Sefa provides direct loans from R50 000 to R5 million. Small and micro-enterprises (SMMEs) and co-operatives can access this through regional offices, Sefa co-location offices and satellite offices.
Regional manager Thula Mkhwanazi said on Monday that the year to end of March had been good in a number of ways.
“We have been able to achieve when it comes to initiatives of funding entrepreneurs with disabilities under the Amavulindlela Funding Scheme. We have also been able to finance a lot of black entrepreneurs. We are still chasing up on small targets that include funding women and youth-owned businesses, and we are almost there with them, too,” said Mkhwanazi.
“Our experience has been that at times entrepreneurs have been reluctant to pay, and we do have higher than ordinary impairments.
“In order to correct that, our strategy has been to focus on corporates and assisting them to achieve their enterprise development when they give specific work to certain groups and their only problem is finance - we as Sefa bridge that gap.”
Mkhwanazi said the challenge began when entrepreneurs needed to prove markets and the ability to generate revenue, which contributed to high impairments.

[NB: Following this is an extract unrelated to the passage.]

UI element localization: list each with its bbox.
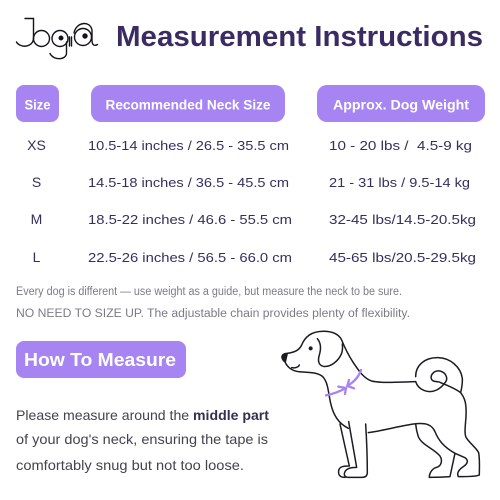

He said: “Where we can, we deal directly with corporates knowing that they have given suppliers the work, and will be able to generate revenue and repay us. We are also doing the same with government departments. We approach those that have specific projects earmarked for small and medium enterprises directly to say that if the challenge is funds, Sefa will bridge the gap. Where a person does not have a market, we cannot really assist them.”
Mkhwanazi said the provincial development finance institution was receiving a lot of applications, while the conversion rate was low. “The challenge is that people approach us while they are not fundable. This is because they cannot show the ability to repay the loan or cannot afford the loan.
“In other instances one finds that after doing the financial model, one realises that they have under-quoted or such. Their financial viability is a challenge. At times, they have bad credit ratings.
“While Sefa will not not fund applicants based on their credit rating, we expect them to have made arrangements with the creditor, then we would assist. If you come to Sefa owing other financial institutions, we cannot assist you.”
Mkhwanazi said in most cases entrepreneurs could not substantiate their ability to repay. He said that for this reason they approached departments and corporates to tell them that they did have funds, but lacked entrepreneurs who could show an ability to repay as they financed on risk without focusing on security.
Mkhwanazi said this approach had helped increase the deal flow (source) and the quality of the deals.
He said the KwaZulu-Natal SMME sector had great potential, although not everyone was an entrepreneur.
University of KwaZulu-Natal agricultural economist, Maxwell Mudhara, agreed that funding was not readily available to farming entrepreneurs.
“The process itself might be too onerous. People in rural areas generally struggle to enumerate, therefore presenting a comprehensive budget might be difficult. Some do not know about the funders. The challenge is awareness and numeracy,” said Mudhara.